A cedar chest that belonged to Sussannah Mesimer Kinser(17)is still in the family. The owner remembers it setting in the upstairs hall of the Kinser family home near Madisonville, Tennessee and being told it belonged to John Solomon Kinser's great-grandmother.

John Kinser, Sr. (16)and Sussanah had twelve children, Mary, Peter, Henry, Sussanah, John Jr., George, Lydia, Easter, Jacob, Sarah Ann, Catharine, and Francis Marion.
The Kinsers and other devout Lutherans established a church called St. Mary's near Madisonville, Tennessee. In 1879 John Kinser, Jr. (618) donated an acre of land for a site to build the building, now known as St. Mary's Methodist Church. This church maintained a German speaking pastor into the late 1800s.
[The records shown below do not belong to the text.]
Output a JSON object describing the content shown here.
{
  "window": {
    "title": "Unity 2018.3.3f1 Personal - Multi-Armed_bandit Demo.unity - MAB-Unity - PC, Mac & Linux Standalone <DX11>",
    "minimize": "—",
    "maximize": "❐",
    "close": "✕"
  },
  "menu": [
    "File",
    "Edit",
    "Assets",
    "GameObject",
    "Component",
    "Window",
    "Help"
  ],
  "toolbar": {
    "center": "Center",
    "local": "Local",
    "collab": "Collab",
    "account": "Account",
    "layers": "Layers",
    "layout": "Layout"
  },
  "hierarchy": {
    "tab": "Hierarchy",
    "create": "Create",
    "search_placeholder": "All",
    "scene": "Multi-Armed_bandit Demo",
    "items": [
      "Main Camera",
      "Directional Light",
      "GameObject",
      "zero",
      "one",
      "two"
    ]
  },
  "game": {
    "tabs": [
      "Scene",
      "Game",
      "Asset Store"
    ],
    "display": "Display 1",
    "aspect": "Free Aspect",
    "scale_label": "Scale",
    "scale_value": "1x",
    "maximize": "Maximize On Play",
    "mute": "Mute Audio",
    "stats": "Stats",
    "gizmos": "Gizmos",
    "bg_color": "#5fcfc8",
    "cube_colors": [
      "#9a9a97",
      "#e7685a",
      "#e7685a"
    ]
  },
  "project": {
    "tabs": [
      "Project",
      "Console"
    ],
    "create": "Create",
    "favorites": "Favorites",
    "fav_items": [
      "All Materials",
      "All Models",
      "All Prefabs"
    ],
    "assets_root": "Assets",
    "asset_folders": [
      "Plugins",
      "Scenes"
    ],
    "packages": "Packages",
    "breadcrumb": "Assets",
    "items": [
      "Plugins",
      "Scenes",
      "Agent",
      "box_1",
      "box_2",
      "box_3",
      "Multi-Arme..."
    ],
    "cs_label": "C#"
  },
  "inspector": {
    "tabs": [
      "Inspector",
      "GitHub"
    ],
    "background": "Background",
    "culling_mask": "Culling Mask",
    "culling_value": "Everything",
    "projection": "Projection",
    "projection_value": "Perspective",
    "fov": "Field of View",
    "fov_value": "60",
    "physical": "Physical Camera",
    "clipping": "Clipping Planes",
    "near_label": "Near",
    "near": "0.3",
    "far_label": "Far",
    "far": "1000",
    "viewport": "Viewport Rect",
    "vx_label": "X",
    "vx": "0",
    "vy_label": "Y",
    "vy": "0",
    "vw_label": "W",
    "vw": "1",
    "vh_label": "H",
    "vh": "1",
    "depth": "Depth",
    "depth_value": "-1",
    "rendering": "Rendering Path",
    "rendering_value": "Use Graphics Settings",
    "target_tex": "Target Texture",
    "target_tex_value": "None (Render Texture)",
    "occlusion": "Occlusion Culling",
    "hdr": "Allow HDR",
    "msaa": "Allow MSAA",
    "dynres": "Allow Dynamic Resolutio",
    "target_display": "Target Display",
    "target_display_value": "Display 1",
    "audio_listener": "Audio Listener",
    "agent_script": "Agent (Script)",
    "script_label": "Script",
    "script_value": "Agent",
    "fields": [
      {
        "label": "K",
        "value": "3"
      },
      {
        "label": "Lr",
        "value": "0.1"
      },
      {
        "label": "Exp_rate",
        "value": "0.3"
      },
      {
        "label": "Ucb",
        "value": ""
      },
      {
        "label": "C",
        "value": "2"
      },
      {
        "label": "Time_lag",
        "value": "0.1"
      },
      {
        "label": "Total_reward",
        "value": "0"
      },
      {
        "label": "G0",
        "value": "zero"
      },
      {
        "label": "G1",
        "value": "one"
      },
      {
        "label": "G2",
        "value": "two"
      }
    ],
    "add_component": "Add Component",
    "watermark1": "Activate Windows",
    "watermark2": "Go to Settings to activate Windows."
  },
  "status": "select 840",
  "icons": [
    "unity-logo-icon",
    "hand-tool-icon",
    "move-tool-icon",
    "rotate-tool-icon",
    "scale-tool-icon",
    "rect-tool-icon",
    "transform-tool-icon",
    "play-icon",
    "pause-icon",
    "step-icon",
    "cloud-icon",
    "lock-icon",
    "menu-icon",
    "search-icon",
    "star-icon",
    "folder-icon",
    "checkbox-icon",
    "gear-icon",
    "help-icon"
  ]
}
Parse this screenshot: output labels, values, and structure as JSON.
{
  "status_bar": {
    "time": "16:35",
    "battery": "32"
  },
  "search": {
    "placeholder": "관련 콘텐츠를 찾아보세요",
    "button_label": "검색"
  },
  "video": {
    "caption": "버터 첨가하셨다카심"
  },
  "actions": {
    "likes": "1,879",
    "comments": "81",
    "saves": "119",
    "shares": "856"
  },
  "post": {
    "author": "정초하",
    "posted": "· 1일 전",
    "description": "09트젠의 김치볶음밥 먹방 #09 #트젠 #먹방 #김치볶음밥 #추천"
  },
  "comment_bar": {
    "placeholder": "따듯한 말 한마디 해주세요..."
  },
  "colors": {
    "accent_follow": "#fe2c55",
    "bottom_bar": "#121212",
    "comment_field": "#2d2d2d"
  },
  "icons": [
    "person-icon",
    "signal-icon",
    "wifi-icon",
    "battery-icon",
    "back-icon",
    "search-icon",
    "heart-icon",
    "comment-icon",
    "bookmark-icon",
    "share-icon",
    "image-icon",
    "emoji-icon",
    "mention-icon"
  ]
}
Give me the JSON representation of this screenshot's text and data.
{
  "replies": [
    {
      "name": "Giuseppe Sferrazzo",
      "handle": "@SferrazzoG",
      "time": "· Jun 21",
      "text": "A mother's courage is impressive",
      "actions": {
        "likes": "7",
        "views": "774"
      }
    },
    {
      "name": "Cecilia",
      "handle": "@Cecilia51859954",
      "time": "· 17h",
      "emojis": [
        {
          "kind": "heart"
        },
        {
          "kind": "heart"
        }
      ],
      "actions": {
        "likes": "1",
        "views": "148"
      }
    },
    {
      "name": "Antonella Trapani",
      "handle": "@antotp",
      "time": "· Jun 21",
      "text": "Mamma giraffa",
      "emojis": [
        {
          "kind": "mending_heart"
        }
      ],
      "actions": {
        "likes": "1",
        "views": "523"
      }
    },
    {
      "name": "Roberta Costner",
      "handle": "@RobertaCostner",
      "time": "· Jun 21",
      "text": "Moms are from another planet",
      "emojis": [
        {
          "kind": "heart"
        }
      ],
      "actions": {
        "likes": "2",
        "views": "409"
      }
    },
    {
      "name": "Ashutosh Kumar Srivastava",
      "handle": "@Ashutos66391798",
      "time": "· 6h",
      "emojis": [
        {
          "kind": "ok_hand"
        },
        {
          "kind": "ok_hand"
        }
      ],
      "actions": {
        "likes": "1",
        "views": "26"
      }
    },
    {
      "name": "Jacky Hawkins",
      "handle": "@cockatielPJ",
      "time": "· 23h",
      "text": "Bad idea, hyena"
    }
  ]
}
The original church was built from logs but has now been replaced with a concrete block building. John and Sussanah and several other Kinsers are buried in the cemetery adjacent to the church.

       According to the 1850 census records John Kinser, Jr.(618), the fifth son of John and Sussannah Kinser were born in South Carolina. One researcher believes this is an error where a census taker simply placed ditto marks under the previous entry which listed a South Carolina birthplace thus confusing researchers forever after. John Kinser, Jr. was quite prolific having sixteen children by two wives. As a matter of interest, when John and several other Kinsers were listed in the 1850 Tennessee Census the name was spelled Kinsor. Various court documents spell the name Kinsar.

Francis Marion Kinser(8), son of John Kinser, Sr. was born Dec. 10, 1836, in Monroe County, Tennessee. Francis Marion Kinser was named for General Francis Marion, a Revolutionary war general who gave the British army a merry chase through the swamps and lowlands of South Carolina. F. M. Kinser married Sarah Jane Wampler, March 25, 1857. He died on April 28, 1914.

Francis Marion and Sarah Jane had nine children, John Solomon, Mary, Jefferson Davis, William Henry, Sarah L. Caroline, Francis Jacob, Delia, and Ella Jane.

Francis' will makes special provision for his daughter, Cora T. Fain if she agrees to care for he and his wife in their old age.

olumes I, II, and III of the History of Monroe County, Tennessee, by Georgia Cox Sands contains considerable information on the East Tennessee Kinsers.

Kinsers have fought in other wars as well. A Marine base on Okinawa is named for Sergeant Elbert Kinser from Monroe County in East Tennessee. He was awarded the Congressional Medal of Honor posthumously for his bravery during the battle for the island during World War II. The Citation states that he was awarded the Medal because he threw himself on a grenade thrown into the bunker where he and several other soldiers were billeted, saving the lives of his comrades at the cost of his own. There are also two Kinser's named on the Vietnam War Memorial in Washington, D. C.